A growing number of datasets is made available from http://datasets.datalad.org .
Those datasets are just regular git/git-annex repositories organized into
a hierarchy using git submodules mechanism. So you can use regular
git/git-annex commands to work with them, but might need datalad
to be
installed to provide additional functionality (e.g., fetching from
portals requiring authentication such as CRCNS, HCP; or accessing data
originally distributed in tarballs). But datalad aims to provide higher
level interface on top of git/git-annex to simplify consumption and sharing
of new or derived datasets. To that end, you can install all of
those datasets using
datalad install -r ///
which will git clone
all of those datasets under datasets.datalad.org
sub-directory. This command will not fetch any large data files, but will
merely recreate full hierarchy of all of those datasets locally, which
also takes a good chunk of your filesystem meta-data storage. Instead of
fetching all datasets at once you could either specify specific dataset to
be installed, e.g.
datalad install ///openfmri/ds000113
or install top level dataset by omitting -r
option and then calling
datalad install
for specific sub-datasets you want to have installed,
possibly with -r
to install their sub-datasets as well, e.g.
datalad install ///
cd datasets.datalad.org
datalad install -r openfmri/ds000001 indi/fcon1000
You can navigate datasets you have installed in your terminal or browser,
while fetching necessary files or installing new sub-datasets using the
datalad get [FILE|DIR]
command. DataLad will take care about
downloading, extracting, and possibly authenticating (would ask you for
credentials) in a uniform fashion regardless of the original data location
or distribution serialization (e.g., a tarball). Since it is using git
and git-annex underneath, you can be assured that you are getting exact
correct version of the data.
Use-cases DataLad covers are not limited to "consumption" of data. DataLad aims also to help publishing original or derived data, thus facilitating more efficient data management when collaborating or simply sharing your data. You can find more documentation at http://docs.datalad.org .

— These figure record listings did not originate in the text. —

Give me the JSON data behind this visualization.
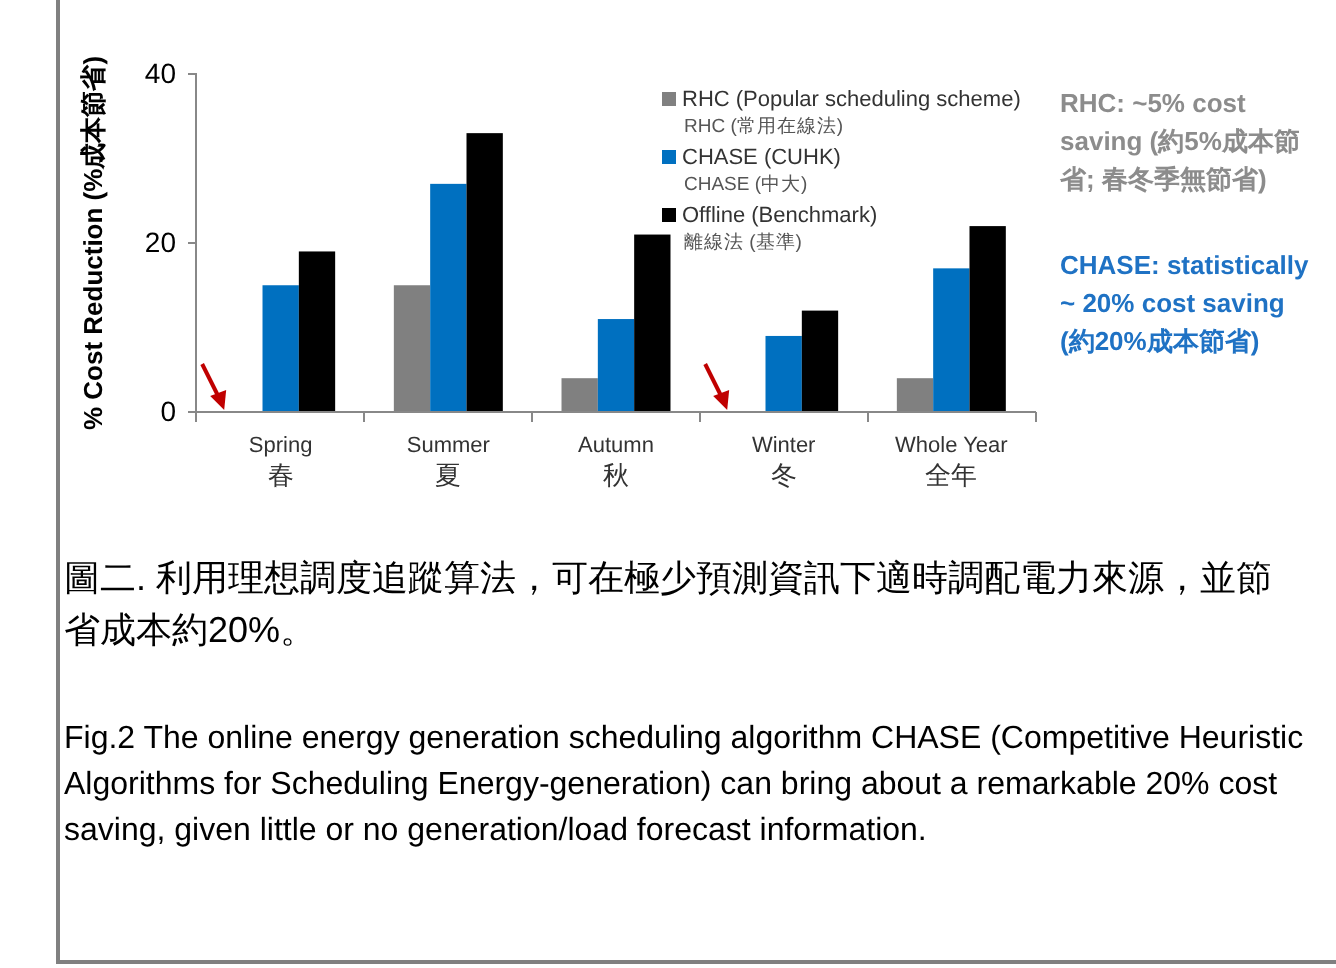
{
  "chart_data": {
    "type": "bar",
    "ylabel": "% Cost Reduction (%成本節省)",
    "categories": [
      "Spring\n春",
      "Summer\n夏",
      "Autumn\n秋",
      "Winter\n冬",
      "Whole Year\n全年"
    ],
    "series": [
      {
        "name": "RHC (Popular scheduling scheme)\nRHC (常用在線法)",
        "color": "#808080",
        "values": [
          0,
          15,
          4,
          0,
          4
        ]
      },
      {
        "name": "CHASE (CUHK)\nCHASE (中大)",
        "color": "#0070c0",
        "values": [
          15,
          27,
          11,
          9,
          17
        ]
      },
      {
        "name": "Offline (Benchmark)\n離線法 (基準)",
        "color": "#000000",
        "values": [
          19,
          33,
          21,
          12,
          22
        ]
      }
    ],
    "ylim": [
      0,
      40
    ],
    "yticks": [
      0,
      20,
      40
    ],
    "grid": false,
    "legend": "top right",
    "annotations": [
      "RHC: ~5% cost saving (約5%成本節省; 春冬季無節省)",
      "CHASE: statistically ~ 20% cost saving (約20%成本節省)",
      "圖二. 利用理想調度追蹤算法，可在極少預測資訊下適時調配電力來源，並節省成本約20%。",
      "Fig.2 The online energy generation scheduling algorithm CHASE (Competitive Heuristic Algorithms for Scheduling Energy-generation) can bring about a remarkable 20% cost saving, given little or no generation/load forecast information."
    ]
  }
}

See CONTRIBUTING.md if you are interested in internals or contributing to the project.
On Debian-based systems we recommend to enable NeuroDebian
from which we provide recent releases of DataLad. datalad package recommends
some relatively heavy packages (e.g. scrapy) which are useful only if you are
interested in using crawl
functionality. If you need just the base
functionality of the datalad, install without recommended packages
(e.g., apt-get install --no-install-recommends datalad
)
By default, installation via pip installs core functionality of datalad
allowing for managing datasets etc. Additional installation schemes
are available, so you could provide enhanced installation via
pip install datalad[SCHEME]
where SCHEME
could be
crawl
to also installscrapy
which is used in some crawling constructstests
to also install dependencies used by unit-tests battery of the dataladfull
to install all dependencies.
For installation through pip
you would need some external dependencies
not shipped from it (e.g. git-annex
, etc.) for which please refer to
the next section.
Our setup.py and accompanying packaging describe all necessary dependencies.
On Debian-based systems we recommend to enable NeuroDebian
since we use it to provide backports of recent fixed external modules we
depend upon, and up-to-date Git-annex is necessary for proper operation of
DataLad packaged (install git-annex-standalone
from NeuroDebian repository).
Additionally, if you would like to develop and run our tests battery see
CONTRIBUTING.md regarding additional dependencies.
Later we will provide bundled installations of DataLad across popular platforms.
MIT/Expat
It is in a alpha stage -- nothing is set in stone yet -- but already usable in a limited scope.